Can The Onion's TV show compete with Jon Stewart?

The parody newspaper has a new show that skewers cable's talking heads. Will it alter the fake-news landscape?

Onion News Network host "Brooke Alvarez" recounts the story of a white teenage girl who will be tried for murder as an "adult black man."
(Image credit: YouTube)

The world of fake television news got more crowded last week with the debut of "The Onion News Network" on IFC. Parodying the cable-news format, the show's anchors deliver absurd headlines like "Judge rules white girl will be tried as adult black male" with straight (if perky) faces as a continuous stream of one-liners ("Arianna Huffington sweeps annual Arianna Huffington awards") scrolls across the bottom of the screen. The Onion has skewered American culture in newspaper and online form for years, but can it find a foothold in a medium that's already dominated by fake-news purveyors Jon Stewart and Steven Colbert? (Watch an "Onion News Network" clip)

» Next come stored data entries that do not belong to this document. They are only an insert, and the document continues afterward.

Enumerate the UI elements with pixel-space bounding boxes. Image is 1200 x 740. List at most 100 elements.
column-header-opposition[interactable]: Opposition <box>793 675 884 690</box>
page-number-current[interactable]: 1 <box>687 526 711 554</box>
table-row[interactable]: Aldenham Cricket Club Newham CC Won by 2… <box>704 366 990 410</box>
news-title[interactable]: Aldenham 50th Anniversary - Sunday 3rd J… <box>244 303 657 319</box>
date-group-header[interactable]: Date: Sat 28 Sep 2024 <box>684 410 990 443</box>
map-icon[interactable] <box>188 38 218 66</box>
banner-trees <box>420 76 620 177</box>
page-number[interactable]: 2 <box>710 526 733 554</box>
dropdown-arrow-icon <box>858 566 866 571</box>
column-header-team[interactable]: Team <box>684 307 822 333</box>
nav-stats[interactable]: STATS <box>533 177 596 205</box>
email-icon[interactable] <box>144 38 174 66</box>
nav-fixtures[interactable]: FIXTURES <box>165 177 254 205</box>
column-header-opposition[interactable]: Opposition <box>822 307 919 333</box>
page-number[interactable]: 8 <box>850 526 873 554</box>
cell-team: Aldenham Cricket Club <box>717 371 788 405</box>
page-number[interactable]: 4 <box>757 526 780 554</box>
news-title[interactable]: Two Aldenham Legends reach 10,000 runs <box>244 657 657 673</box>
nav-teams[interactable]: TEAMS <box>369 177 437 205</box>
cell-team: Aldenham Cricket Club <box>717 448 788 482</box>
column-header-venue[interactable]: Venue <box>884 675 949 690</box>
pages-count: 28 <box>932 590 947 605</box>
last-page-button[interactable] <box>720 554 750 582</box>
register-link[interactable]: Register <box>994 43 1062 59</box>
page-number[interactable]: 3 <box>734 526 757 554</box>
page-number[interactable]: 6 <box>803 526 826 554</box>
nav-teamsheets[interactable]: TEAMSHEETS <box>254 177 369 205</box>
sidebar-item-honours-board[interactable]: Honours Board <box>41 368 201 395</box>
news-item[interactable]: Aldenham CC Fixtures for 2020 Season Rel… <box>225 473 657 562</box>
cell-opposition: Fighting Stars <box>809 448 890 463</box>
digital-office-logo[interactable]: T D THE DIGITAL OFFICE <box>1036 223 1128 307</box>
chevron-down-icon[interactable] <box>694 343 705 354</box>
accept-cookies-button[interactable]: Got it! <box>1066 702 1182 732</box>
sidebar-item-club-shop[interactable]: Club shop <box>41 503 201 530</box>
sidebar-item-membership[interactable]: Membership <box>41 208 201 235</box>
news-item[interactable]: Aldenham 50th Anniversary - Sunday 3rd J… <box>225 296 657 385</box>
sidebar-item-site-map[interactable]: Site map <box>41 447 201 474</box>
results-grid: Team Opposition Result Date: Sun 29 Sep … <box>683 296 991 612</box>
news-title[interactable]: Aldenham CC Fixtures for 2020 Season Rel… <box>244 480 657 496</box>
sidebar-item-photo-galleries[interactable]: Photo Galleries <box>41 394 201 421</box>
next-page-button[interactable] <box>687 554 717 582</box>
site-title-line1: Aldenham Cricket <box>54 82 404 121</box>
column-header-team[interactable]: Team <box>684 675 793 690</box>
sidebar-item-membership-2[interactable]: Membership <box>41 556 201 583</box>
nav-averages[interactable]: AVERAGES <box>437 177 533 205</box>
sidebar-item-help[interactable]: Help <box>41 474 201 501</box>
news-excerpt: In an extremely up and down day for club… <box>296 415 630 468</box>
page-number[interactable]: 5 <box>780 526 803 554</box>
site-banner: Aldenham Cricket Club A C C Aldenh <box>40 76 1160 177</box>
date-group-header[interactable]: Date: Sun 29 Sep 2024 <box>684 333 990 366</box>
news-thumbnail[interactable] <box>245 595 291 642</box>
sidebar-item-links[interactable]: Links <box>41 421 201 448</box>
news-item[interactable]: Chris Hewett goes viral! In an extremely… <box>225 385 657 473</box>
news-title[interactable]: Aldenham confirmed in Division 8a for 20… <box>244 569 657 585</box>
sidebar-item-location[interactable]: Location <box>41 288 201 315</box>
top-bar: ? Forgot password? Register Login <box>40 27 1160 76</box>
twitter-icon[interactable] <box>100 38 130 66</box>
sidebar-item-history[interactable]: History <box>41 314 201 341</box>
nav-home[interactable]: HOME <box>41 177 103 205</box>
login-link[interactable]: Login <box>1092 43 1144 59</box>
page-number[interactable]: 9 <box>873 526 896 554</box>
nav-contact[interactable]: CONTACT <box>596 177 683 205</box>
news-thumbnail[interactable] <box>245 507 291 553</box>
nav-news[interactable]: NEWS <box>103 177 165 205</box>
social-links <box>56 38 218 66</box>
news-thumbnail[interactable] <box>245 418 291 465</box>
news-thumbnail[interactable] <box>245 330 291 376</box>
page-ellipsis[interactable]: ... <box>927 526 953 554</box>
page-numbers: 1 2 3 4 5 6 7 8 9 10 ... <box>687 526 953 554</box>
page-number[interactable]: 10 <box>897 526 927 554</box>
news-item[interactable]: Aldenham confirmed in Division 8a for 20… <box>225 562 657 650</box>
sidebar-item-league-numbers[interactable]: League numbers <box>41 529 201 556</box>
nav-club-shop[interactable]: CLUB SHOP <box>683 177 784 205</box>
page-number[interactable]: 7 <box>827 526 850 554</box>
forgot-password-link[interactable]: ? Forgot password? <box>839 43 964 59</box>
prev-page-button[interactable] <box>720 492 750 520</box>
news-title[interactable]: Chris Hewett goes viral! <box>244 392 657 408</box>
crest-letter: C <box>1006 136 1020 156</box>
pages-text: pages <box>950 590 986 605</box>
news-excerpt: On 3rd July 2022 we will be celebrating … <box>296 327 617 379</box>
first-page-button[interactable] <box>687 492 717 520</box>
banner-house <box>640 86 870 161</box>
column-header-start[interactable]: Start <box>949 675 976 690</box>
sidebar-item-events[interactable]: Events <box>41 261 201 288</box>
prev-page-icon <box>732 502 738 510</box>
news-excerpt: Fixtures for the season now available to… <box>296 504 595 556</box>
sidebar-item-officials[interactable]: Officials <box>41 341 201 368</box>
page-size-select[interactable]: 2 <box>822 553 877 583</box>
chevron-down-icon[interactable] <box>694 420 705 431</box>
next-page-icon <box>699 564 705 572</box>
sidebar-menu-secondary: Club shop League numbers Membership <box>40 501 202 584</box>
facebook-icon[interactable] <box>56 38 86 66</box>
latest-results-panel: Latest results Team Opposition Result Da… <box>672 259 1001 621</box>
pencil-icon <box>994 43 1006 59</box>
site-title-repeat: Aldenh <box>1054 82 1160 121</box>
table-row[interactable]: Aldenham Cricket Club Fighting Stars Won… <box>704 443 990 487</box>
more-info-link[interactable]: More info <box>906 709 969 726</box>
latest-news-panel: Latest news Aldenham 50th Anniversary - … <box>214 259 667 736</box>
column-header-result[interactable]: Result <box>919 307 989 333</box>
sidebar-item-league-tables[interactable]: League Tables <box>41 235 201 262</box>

It lacks strong characters: The "Onion News Network" is "intermittently laugh-out-loud funny," says Jesse Hicks at Pop Matters. But it suffers in comparison to its fake news-competition, because "where 'The Daily Show' and 'The Colbert Report' cohere around the strong personalities of their stars," The Onion's show chooses "fidelity to concepts over compelling characters." And while the graphics are precisely satirical, "the rapid-fire, information-dense production makes 'ONN' feel like a show without a center."